Hugo Blanco was leader of the Quechua peasant uprising in the Cuzco region of Peru in the early 1960s. He was captured by the military and sentenced to 25 years in El Fronton Island prison for his activities. While in prison, he wrote Land or Death: The Peasant Struggle in Peru. It was published in English by Pathfinder Press in 1972 and is must-reading for anyone who wishes to understand the liberation struggles of peasants and indigenous people in that region. This mass upsurge, which led to armed clashes with the repressive forces of the regime, eventually led to vast changes in the Peruvian countryside, including an extensive agrarian reform. Here Blanco recounts the story of how the indigenous movement brought about the destruction of the brutal, semi-feudal system of landholding and exploitation of the indigenous population known as Gamonalismo.
The Peruvian socialist leader José Carlos Mariátegui was the first to offer a Marxist appreciation of Gamonalismo and of the vital role the indigenous people had to play in the struggle for national liberation in Latin America. In his 1928 book Seven Interpretive Essays on Peruvian Reality Mariátegui dedicated a chapter to this question, titled “The Problems of the Indian,“from which Blanco also takes the title of his article. Mariátegui wrote:”The term Gamonalismo designates more than just a social and economic category: that of the latifundistas or large landowners. It signifies a whole phenomenon. Gamonalismo is represented not only by the gamonales but by a long hierarchy of officials, intermediaries, agents, parasites, et cetera. The literate Indian who enters the service of Gamonalismo turns into an exploiter of his own race. The central factor of the phenomenon is the hegemony of the semi-feudal landed estate in the policy and mechanism of the government. Therefore, it is this factor that should be acted upon if the evil is to be attacked at its roots and not merely observed in its temporary or subsidiary manifestations.” [1]
Following the military suppression of the Cuzco upsurge, Blanco was imprisoned and tortured. Only a massive international defence campaign, which won the support of such outstanding figures as Ernesto Che Guevara, Simone de Beauvoir, and Jean Paul Sartre, saved his life. He was forced into exile, spending time in Mexico and Chile. Fleeing from the Pinochet coup in Chile, Blanco then found exile in Sweden.

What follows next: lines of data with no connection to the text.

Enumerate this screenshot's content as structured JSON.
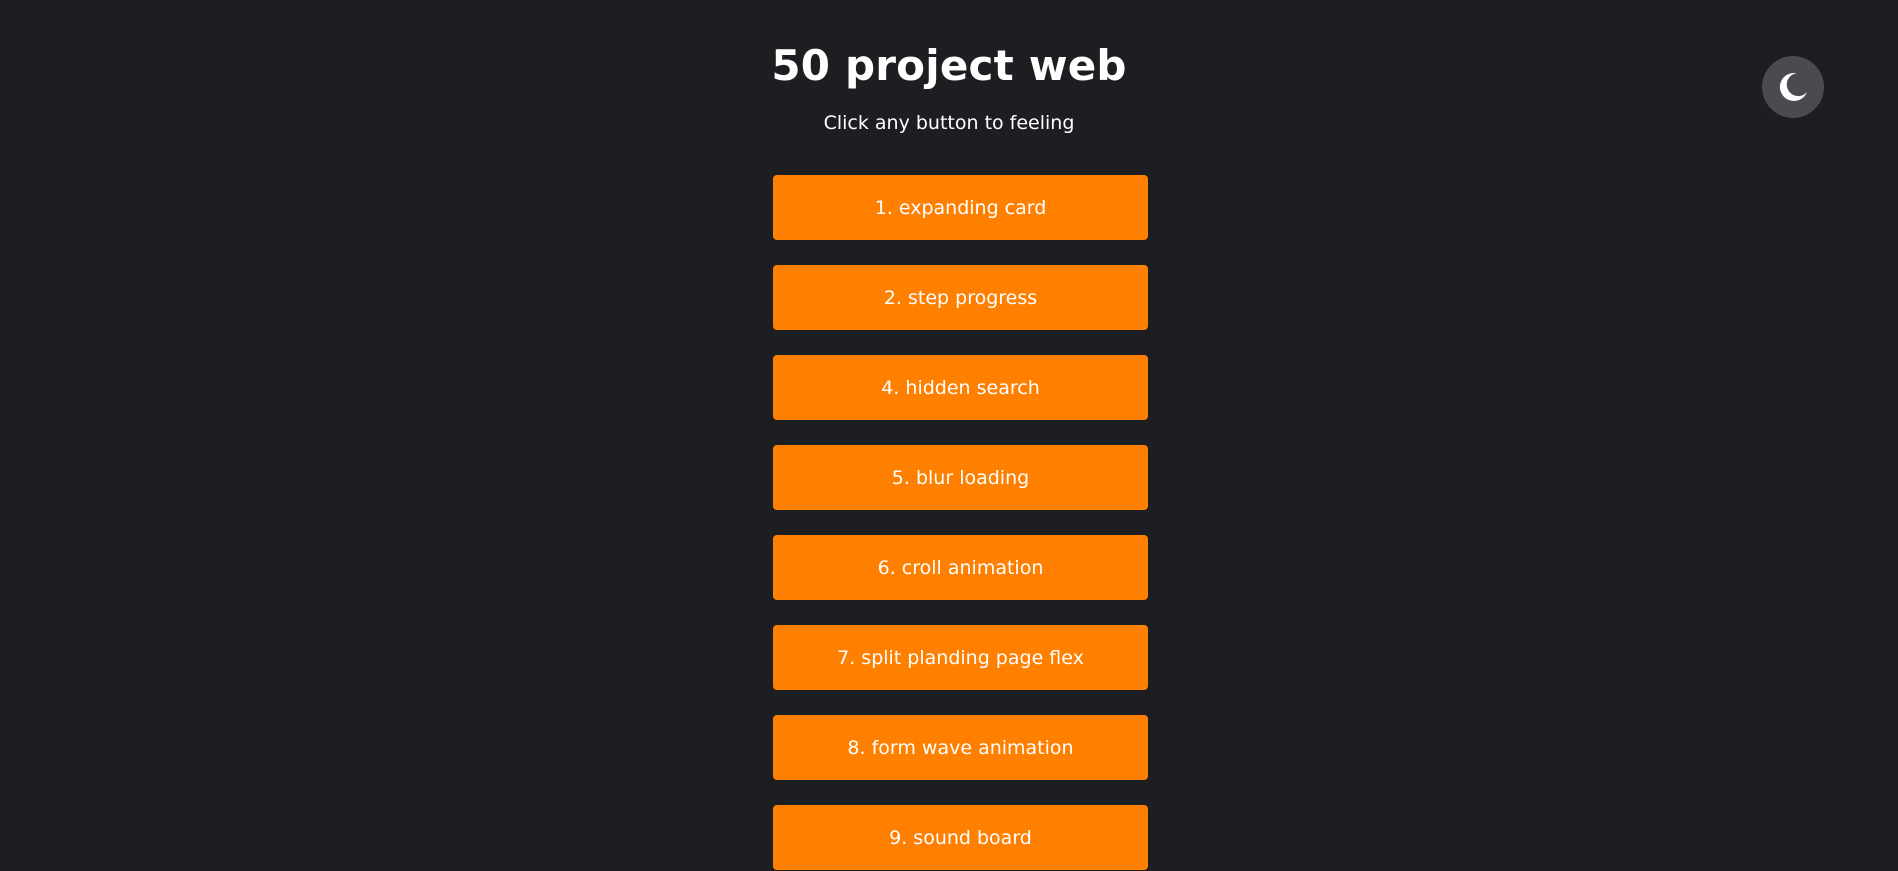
{
  "header": {
    "title": "50 project web",
    "subtitle": "Click any button to feeling"
  },
  "theme_toggle": {
    "icon": "moon-icon"
  },
  "colors": {
    "background": "#1d1e22",
    "accent": "#ff7f00",
    "toggle_background": "#4a4b50",
    "text": "#ffffff"
  },
  "projects": [
    {
      "label": "1. expanding card"
    },
    {
      "label": "2. step progress"
    },
    {
      "label": "4. hidden search"
    },
    {
      "label": "5. blur loading"
    },
    {
      "label": "6. croll animation"
    },
    {
      "label": "7. split planding page flex"
    },
    {
      "label": "8. form wave animation"
    },
    {
      "label": "9. sound board"
    }
  ]
}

During that second exile Canadian socialists, who had played a significant role in the international defence campaign of the sixties, organized a successful cross-Canada speaking tour for Blanco in 1976.
Upon his return to Peru Blanco was elected to the Constituent Assembly in 1978 and later to the National Parliament under the banner of the United Left movement.
Hugo Blanco remains today an outstanding voice of the campesino and indigenous movements in Peru, and is a leader of the Federation of Campesinos of Cuzco. He is a member of the editorial board of Sin Permiso, and a long standing leader of the Fourth International.
Blanco’s most recent writings have stressed the strategic importance of the rise of indigenous consciousness and militancy to the mounting anti-imperialist struggles in the hemisphere – a question that is poorly understood on the international left.
In a September 2006 article “Progress of the indigenous movement against the system,” also published in Sin Permiso, Blanco explained that “[t]he indigenous movement is in the vanguard, not in the sweeping sense that it must guide the rest of the oppressed people (each social sector will be its own guide, each of them forging its own leadership through its own struggles); it is the vanguard in the narrow sense that it is the most advanced sector in the struggle against the system and in the building of an alternative organization for society. Against neoliberal individualism, the collectivism of the ‘ayllu’” [2].
In other articles Blanco has also stressed the critical role of the victory of Evo Morales in Bolivia and the rise of indigenous struggles in Ecuador.